(Debian) pristine-tar and how to *not* do packaging
Pristine-tar is a nice tool when packaging for Debian in a git repository. The basic idea is that when checking in a new upstream tarball into the upstream branch, some hash information and binary delta is saved into the pristine-tar branch. Later, if the tarball is needed, the upstream branch is packaged up, and using xdelta the hash sum is adjusted so that it matches the original hash sum.
Nice idea, and I am using it since long – until recently I hit consistent problems – and an author and maintainer who has lost interest (or time).
So what has happened: I agreed to sponsor a new package, 3dldf, which is related to TeX as it is a kind of 3d-MetaPost. The maintainer, Jerome Benoit, has done a great job packaging it, and preparing a git repository for development.
So after a few times back and forth, we were ready to upload to Debian, so I started my usual process:
- build the source package from the git repository
- lintian the source package
- build the binary package in a clean cowbuilder of up2date sid
- run lintian on the whole package
- make install and functionality tests
Unfortunately, this time I always stumbled over the very first step, creating the source package. And it was always the generation of the pristine tar file that broke. I was able to recreate it on a Debian/stable system, which Jerome uses for generation of the git repository, but not on my Debian/sid system. My suspect is some tar output file change, but no idea.
Searching a bit on the web brought forth quite a lot of cases where pristine-tar is not able to recreate tar balls. There is even a branch in the upstream repo collecting those. Unfortunately it seems that the upstream maintainer, who is also the Debian maintainer of the package, as given up working on it about a year ago.
I sent a few bug reports with debug details, but the only effect was that the maintainer orphaned the package.

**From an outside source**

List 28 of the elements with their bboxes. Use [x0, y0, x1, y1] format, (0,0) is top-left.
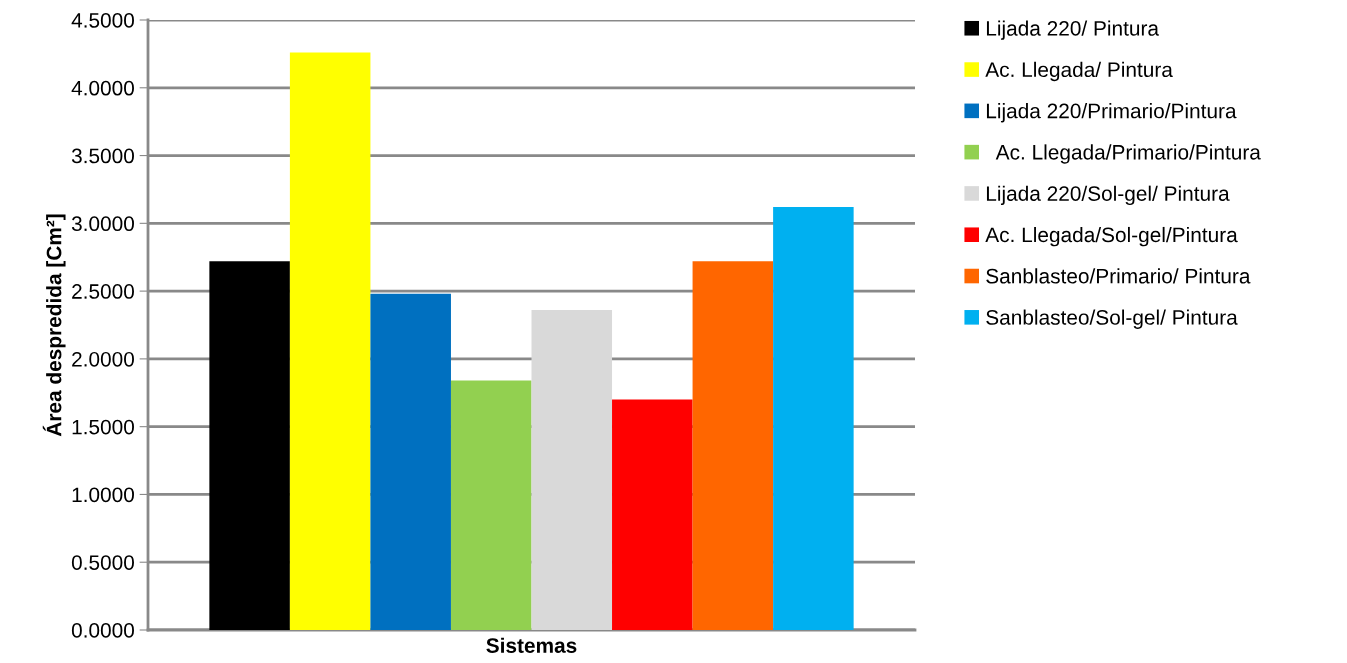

So where are we now? Debian has probably hundreds, if not thousands of git repositories using pristine-tar. We all rely now on an unmaintained, orphaned, and buggy piece of software. That is not good.
Bottomline for me – I will stop using pristine-tar for new projects, and will search how to replace or fix my old repositories to get rid of pristine-tar. Sad, but true. The maintainer mentioned in the orphaning email dgit, I guess I have to check that out.
Stumbled across this via a discussion around an Arch package, no less. A bit late to the party. I for one won’t mourn the passing of pristine-tar. I have a lot of sympathy for what Joey says in point 2 – the subversive aspect of the program. IMHO release tarballs are a relic of how things used to work, and are not very relevant anymore. I go as far as to package git snapshots rather than releases so as to roll some of my patches, since accepted upstream, into the orig part of the Debian packaging and save having to have debian/patches/* and all that stuff.
Looking back at the problem that pristine-tar is trying to solve, it’s a way to confirm the integrity of the upstream source, built on the predicate that we checksum the origtar ball only and not its contents. But there’s the problem. For where this is still important, if we stored checksums of the contents, we wouldn’t need all this archeology to reproduce the tarball after the fact. And in fact if we’re using a VCS for our packaging and importing the upstream sources into it, this is pretty much done for us already.
Hi Jonathan,
thanks for your comment. Hmm, even if release tarballs are getting less and less used, we still have to prepare them for a -1 upload to Debian. And after that we have to use the very same one for building new versions. True, since uploads >> -1 don’t contain the orig tarball, we can use whatever we want, but we have to be sure that we build against the same files as we did with the -1 version.
True, having a git branch with upstream and clear tags is a good thing, but I am not aware of tools that allow us to circumvent the necessity to have an .orig tarball available when building from git.
So how is your modus operandi? I have most packages nowadays in git, with an upstream branch, and proper tags.